I am gathering my best tips for the newly diagnosed or friends/family of those undergoing cancer treatment. I will update it periodically as I get more savvy:


  1. Food. Experiment with eating the day of chemo. Some people find eating the day of chemo upsets their stomachs. Others find they do much better with a moderate breakfast or lunch in them. Try different things to see what works best for you.
  2. Mints. Use them to keep the taste of saline out of your mouth when getting your pre-meds/hydration on.
  3. Dress code. They will need to access your port the day of chemo and it’s easiest if you wear a shirt with buttons. Also, it tends to be cold in there and while they will likely give you warm blankets, it’s not a bad idea to dress warmly and bring a blanket if you have one you really like. A long-distance friend sent me a blanket for chemo and it made me feel like she was with me when I was wrapped in it. That helped a lot.
  4. Entertainment. You will be in that chair for a while. Bring a book, audiobook, podcast, movie, etc. to take your mind off the worry and the wait. By the way, you’ll be okay, just so you know.
  5. Speak up. If something doesn’t feel right, even though almost nothing is normal in Cancer Land, be sure to ask questions and speak up. My experience is that most professionals who chose to work in oncology are amazing souls. They will be patient and kind with you. Help them help you by asking the stupid questions and raising the ridiculous concerns…because they aren’t either.
  6. Hair loss. It’s hard to lose your hair. It just is. I did in phases, cutting it shorter and shorter each round. Eventually, when my hair started to fall it out became very uncomfortable. It was essentially pulled out little by little by anything that touched my head- especially my pillow at night. Consider a pre-emptive shave (when you are ready) to save yourself a few sleepless nights.
  7. Stay active. Your idea of “active” will need to adjust, but even a little walk around the neighborhood sometimes does wonders for relieving nausea and fatigue. Plus, consider giving your body the movement it needs to stay ahead of this disease.
  8. Heating pad. Invest in a good microwaveable or electric heating pad. Heat can help reduce pain from headaches or joint pain and it feels good to be wrapped in some warmth.
  9. Making friends. It is likely that you will be scheduled the same time as some other “regulars” whose rounds mirror yours. I love seeing my trench buddies every week. We check in with each other and it is immediately comforting to know you are not alone. 

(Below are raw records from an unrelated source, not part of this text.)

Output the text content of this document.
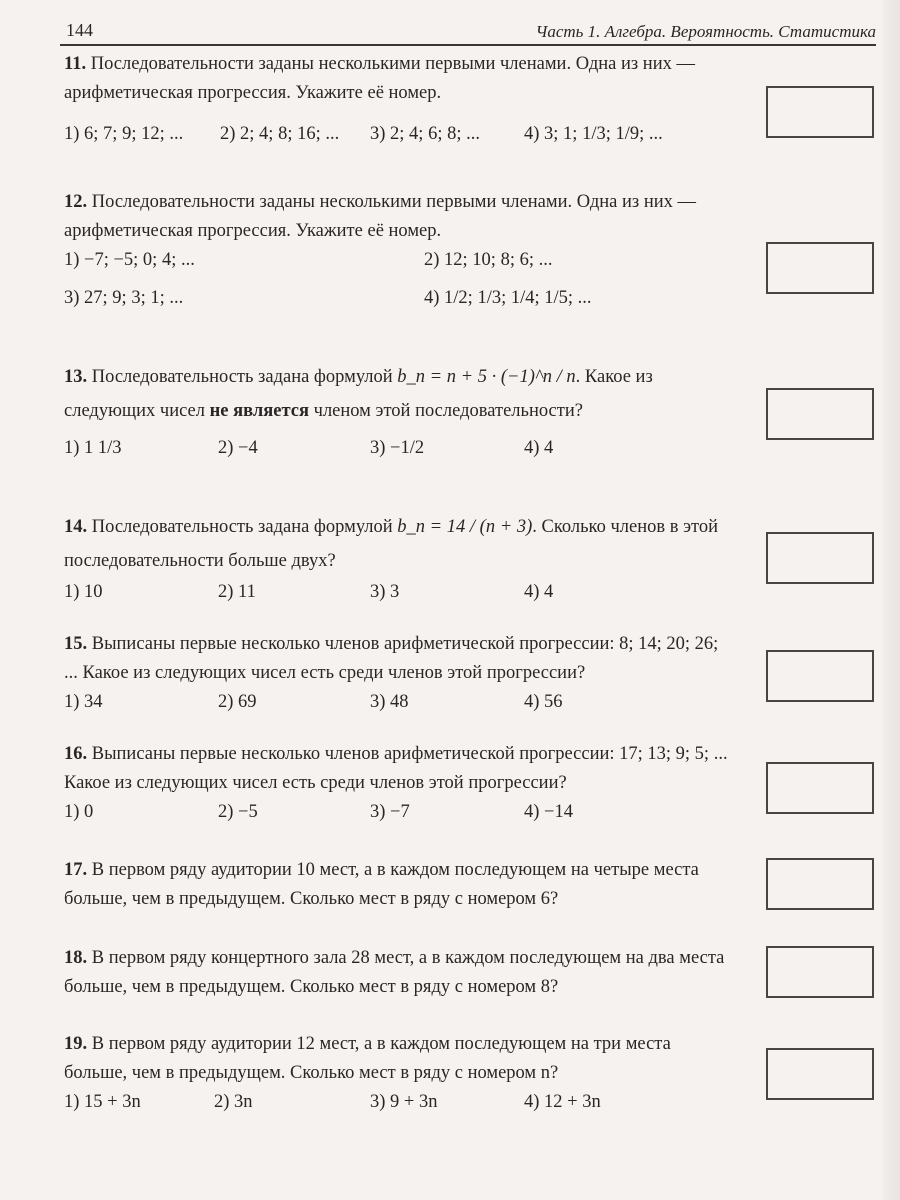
144	Часть 1. Алгебра. Вероятность. Статистика
11. Последовательности заданы несколькими первыми членами. Одна из них — арифметическая прогрессия. Укажите её номер.
1) 6; 7; 9; 12; ... 2) 2; 4; 8; 16; ... 3) 2; 4; 6; 8; ... 4) 3; 1; 1/3; 1/9; ...
12. Последовательности заданы несколькими первыми членами. Одна из них — арифметическая прогрессия. Укажите её номер.
1) −7; −5; 0; 4; ...	2) 12; 10; 8; 6; ...
3) 27; 9; 3; 1; ...	4) 1/2; 1/3; 1/4; 1/5; ...
13. Последовательность задана формулой b_n = n + 5 · (−1)^n / n. Какое из следующих чисел не является членом этой последовательности?
1) 1 1/3	2) −4	3) −1/2	4) 4
14. Последовательность задана формулой b_n = 14 / (n + 3). Сколько членов в этой последовательности больше двух?
1) 10	2) 11	3) 3	4) 4
15. Выписаны первые несколько членов арифметической прогрессии: 8; 14; 20; 26; ... Какое из следующих чисел есть среди членов этой прогрессии?
1) 34	2) 69	3) 48	4) 56
16. Выписаны первые несколько членов арифметической прогрессии: 17; 13; 9; 5; ... Какое из следующих чисел есть среди членов этой прогрессии?
1) 0	2) −5	3) −7	4) −14
17. В первом ряду аудитории 10 мест, а в каждом последующем на четыре места больше, чем в предыдущем. Сколько мест в ряду с номером 6?
18. В первом ряду концертного зала 28 мест, а в каждом последующем на два места больше, чем в предыдущем. Сколько мест в ряду с номером 8?
19. В первом ряду аудитории 12 мест, а в каждом последующем на три места больше, чем в предыдущем. Сколько мест в ряду с номером n?
1) 15 + 3n	2) 3n	3) 9 + 3n	4) 12 + 3n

  1. Notes. I got myself a cancer notebook and tried to write down everything any professional told me. It helped to have everything in one place. My notebook also had a sealable pocket where I could keep business cards, prescription slips, and other information. Handy.
  2. Partner up. Use the buddy system and try not to go solo. The information you will be taking in is new and overwhelming. There is so much new jargon (latin  anyone?) and each piece of information usually provoked an emotional reaction. This resulted in me not being very effective on my own which meant this was a great place to use those friends who were so wanting to help out. Also, my experience is that there is no such thing as a “mundane” appointment. Information comes at you fast and out of nowhere. So grab a buddy and go!
  3. Questions. To the extent possible, write them out in advance. It’s a lot easier to get a doc’s attention and care when he/she is sitting right in front of you.
  4. Research. Talk to other patients and physicians about what worked/didn’t work for them. I strongly recommend you stay off google but talking to other patients about which providers they preferred and why has been incredibly valuable for me.
  5. Keep track. I struggled with this at first, but in your journal keep notes on what is supposed to be happening and when. Things can fall between the cracks even with the best team and you are your best advocate. Know what medications you take, when and what doses as well as what treatments you are supposed to be (or more importantly not supposed to be) receiving in any given day.


  1. Local organizations. Most areas have a cancer center or cancer community to rely on. The resources in these organizations are astounding. Make a trip in your first few weeks after diagnosis to see what services are available to you. Normally, things like counseling, exercise groups, massage, acupuncture, educational classes, and even activities for kids are part of the offerings. Scout it out early and often. You’ll be glad you did.
  2. Friends. Let them help. There are some really helpful websites that can help coordinate everyone’s efforts. Pick a close friend and let him/her organize things for you. It will save you from having anyone’s efforts go to waste and will allow you to communicate exactly what you need and when.
  3. Plan ahead. If you haven’t already done so, update or establish your estate planning and medical directives. I know, it’s not what anyone wants to think about but if you have your things in order it will free up some stress and worry in your mind. A lot of law firms, like mine, will provide this service for a dramatically reduced rate or free. Just ask.